Born on January 14, 1940, in Nashville, Tennessee, Horace Julian Bond was the great-grandson of an enslaved woman and son of a college president. He spent his childhood in Pennsylvania before returning to the South, where he attended Morehouse College in Atlanta. He helped found the Student Nonviolent Coordinating Committee and, as its communications director, became a leading voice in the movement for equal rights.
In Atlanta, he was arrested while leading a sit-in at the segregated City Hall cafeteria, and he spent most of the 1960s organizing protests and registering Black voters. He left SNCC after it reorganized under leadership that excluded white members.

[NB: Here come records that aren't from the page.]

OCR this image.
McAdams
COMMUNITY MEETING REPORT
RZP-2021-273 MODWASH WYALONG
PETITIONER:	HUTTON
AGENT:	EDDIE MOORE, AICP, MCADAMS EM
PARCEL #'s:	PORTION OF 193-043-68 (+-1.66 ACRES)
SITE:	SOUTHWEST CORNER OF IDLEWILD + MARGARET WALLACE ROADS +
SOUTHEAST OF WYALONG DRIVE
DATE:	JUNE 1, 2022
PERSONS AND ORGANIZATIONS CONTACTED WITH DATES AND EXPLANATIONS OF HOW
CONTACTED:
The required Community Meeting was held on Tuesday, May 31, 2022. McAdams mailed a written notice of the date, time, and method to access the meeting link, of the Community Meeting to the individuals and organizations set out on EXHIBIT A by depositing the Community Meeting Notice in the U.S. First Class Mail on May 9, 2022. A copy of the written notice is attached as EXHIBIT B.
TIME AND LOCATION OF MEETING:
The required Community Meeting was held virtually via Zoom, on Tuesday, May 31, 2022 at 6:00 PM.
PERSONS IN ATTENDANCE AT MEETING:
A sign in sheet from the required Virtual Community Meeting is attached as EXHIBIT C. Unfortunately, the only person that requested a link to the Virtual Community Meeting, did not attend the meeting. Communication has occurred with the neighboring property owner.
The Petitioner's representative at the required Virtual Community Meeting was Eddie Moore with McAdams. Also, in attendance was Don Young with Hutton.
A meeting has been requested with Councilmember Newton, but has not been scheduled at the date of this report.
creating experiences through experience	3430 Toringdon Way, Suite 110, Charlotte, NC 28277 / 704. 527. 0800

Mr. Bond made a habit of being refused a seat in the Georgia legislature: as a student, he visited the Georgia House of Representatives and sat in the whites-only visitors’ section, only to be escorted out by Capitol police. He was elected to that body in 1965, but white members refused to let him take his seat until the Supreme Court unanimously ordered them to do so in 1966. He served for six terms, sponsoring legislation to establish a sickle cell anemia testing program and to provide low-income home loans to low-income families in Georgia, and creating a majority-Black congressional district in Atlanta.
At 28, he became a national figure when he was nominated for vice president at the 1968 Democratic National Convention. He was too young to meet the constitutional age requirement, but he continued to use television appearances, lectures, articles, and columns to keep the national spotlight focused on racial inequality. Over the years, he taught generations of students at Harvard, Williams, Drexel, the University of Pennsylvania, American University, and the University of Virginia to recognize and confront injustice. Most recently, he was involved in a SNCC legacy project that engages with young activists, including those in the Black Lives Matter movement.

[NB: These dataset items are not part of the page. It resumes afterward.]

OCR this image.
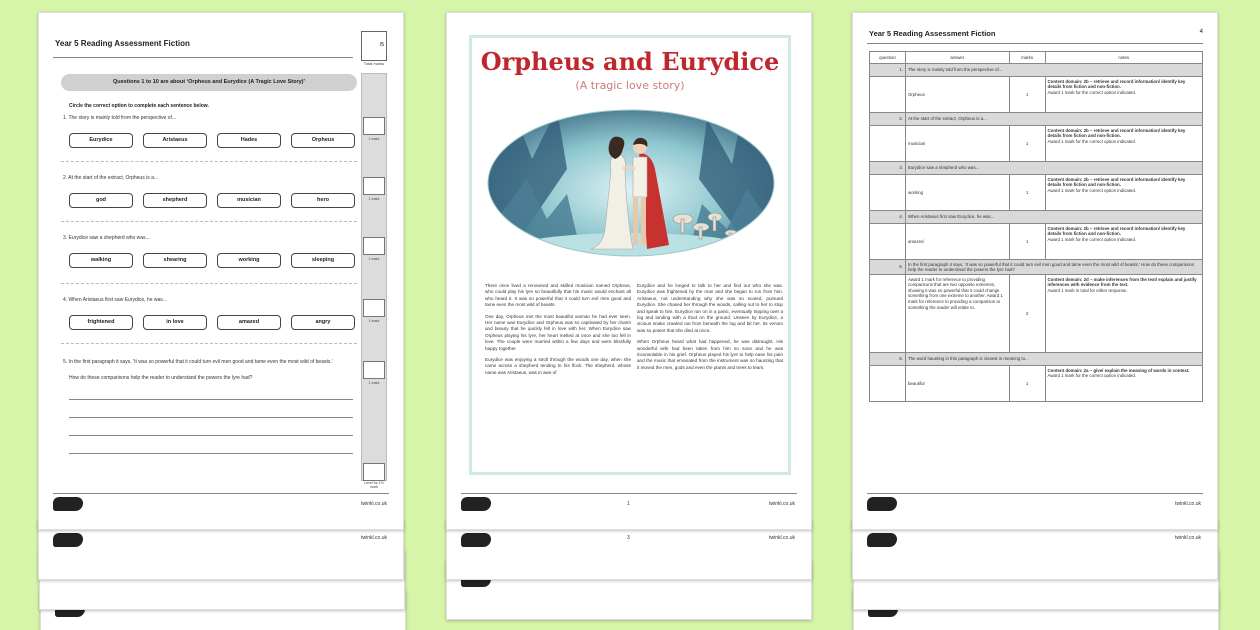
twinkl.co.uk
Year 5 Reading Assessment Fiction	/5
Total marks
Questions 1 to 10 are about ‘Orpheus and Eurydice (A Tragic Love Story)’
Circle the correct option to complete each sentence below.
1. The story is mainly told from the perspective of...
Eurydice	Aristaeus	Hades	Orpheus	1 mark
2. At the start of the extract, Orpheus is a...
god	shepherd	musician	hero	1 mark
3. Eurydice saw a shepherd who was...
walking	shearing	working	sleeping	1 mark
4. When Aristaeus first saw Eurydice, he was...
frightened	in love	amazed	angry	1 mark
5. In the first paragraph it says, ‘It was so powerful that it could turn evil men good and tame even the most wild of beasts.’
How do these comparisons help the reader to understand the powers the lyre had?
1 mark
Level for 1% mark
twinkl.co.uk
3	twinkl.co.uk
Orpheus and Eurydice
(A tragic love story)

There once lived a renowned and skilled musician named Orpheus, who could play his lyre so beautifully that his music would enchant all who heard it. It was so powerful that it could turn evil men good and tame even the most wild of beasts.

One day, Orpheus met the most beautiful woman he had ever seen. Her name was Eurydice and Orpheus was so captivated by her charm and beauty that he quickly fell in love with her. When Eurydice saw Orpheus playing his lyre, her heart melted at once and she too fell in love. The couple were married within a few days and were blissfully happy together.

Eurydice was enjoying a stroll through the woods one day, when she came across a shepherd tending to his flock. The shepherd, whose name was Aristaeus, was in awe of

Eurydice and he longed to talk to her and find out who she was. Eurydice was frightened by the man and she began to run from him. Aristaeus, not understanding why she was so scared, pursued Eurydice. She chased her through the woods, calling out to her to stop and speak to him. Eurydice ran on in a panic, eventually tripping over a log and landing with a thud on the ground. Unseen by Eurydice, a vicious snake crawled out from beneath the log and bit her. Its venom was so potent that she died at once.

When Orpheus heard what had happened, he was distraught. His wonderful wife had been taken from him so soon and he was inconsolable in his grief. Orpheus played his lyre to help ease his pain and the music that emanated from the instrument was so haunting that it moved the men, gods and even the plants and trees to tears.

1	twinkl.co.uk
twinkl.co.uk
Year 5 Reading Assessment Fiction	4
question	answer	marks	notes
1.	The story is mainly told from the perspective of...		
	Orpheus	1	Content domain: 2b – retrieve and record information/ identify key details from fiction and non-fiction.
Award 1 mark for the correct option indicated.

2.	At the start of the extract, Orpheus is a...		
	musician	1	Content domain: 2b – retrieve and record information/ identify key details from fiction and non-fiction.
Award 1 mark for the correct option indicated.

3.	Eurydice saw a shepherd who was...		
	working	1	Content domain: 2b – retrieve and record information/ identify key details from fiction and non-fiction.
Award 1 mark for the correct option indicated.

4.	When Aristaeus first saw Eurydice, he was...		
	amazed	1	Content domain: 2b – retrieve and record information/ identify key details from fiction and non-fiction.
Award 1 mark for the correct option indicated.

5.	In the first paragraph it says, ‘It was so powerful that it could turn evil men good and tame even the most wild of beasts.’ How do these comparisons help the reader to understand the powers the lyre had?		
	Award 1 mark for reference to providing comparisons that are two opposite extremes, showing it was so powerful that it could change something from one extreme to another. Award 1 mark for reference to providing a comparison to something the reader will relate to.	2	Content domain: 2d – make inferences from the text/ explain and justify inferences with evidence from the text.
Award 1 mark in total for either response.

6.	The word haunting in this paragraph is closest in meaning to...		
	beautiful	1	Content domain: 2a – give/ explain the meaning of words in context.
Award 1 mark for the correct option indicated.
twinkl.co.uk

He co-founded the Southern Poverty Law Center in Montgomery, Alabama, and served as its president from 1971 to 1979. Mr. Bond was made chairman of the NAACP in 1998. He spoke out against inequality in all forms, including discrimination against members of the LGBT community. In 2011, as the NAACP’s chairman emeritus, he said in a video for the Human Rights Campaign, “Gay and lesbian couples have the same values as everyone else: love, commitment, and stable families. They should have the same right to marry as the rest of us.”
In a statement on Sunday, President Obama recognized Mr. Bond as a hero. “Justice and equality was the mission that spanned his life,” the president said. “Julian Bond helped change his country for the better. And what better way to be remembered than that.”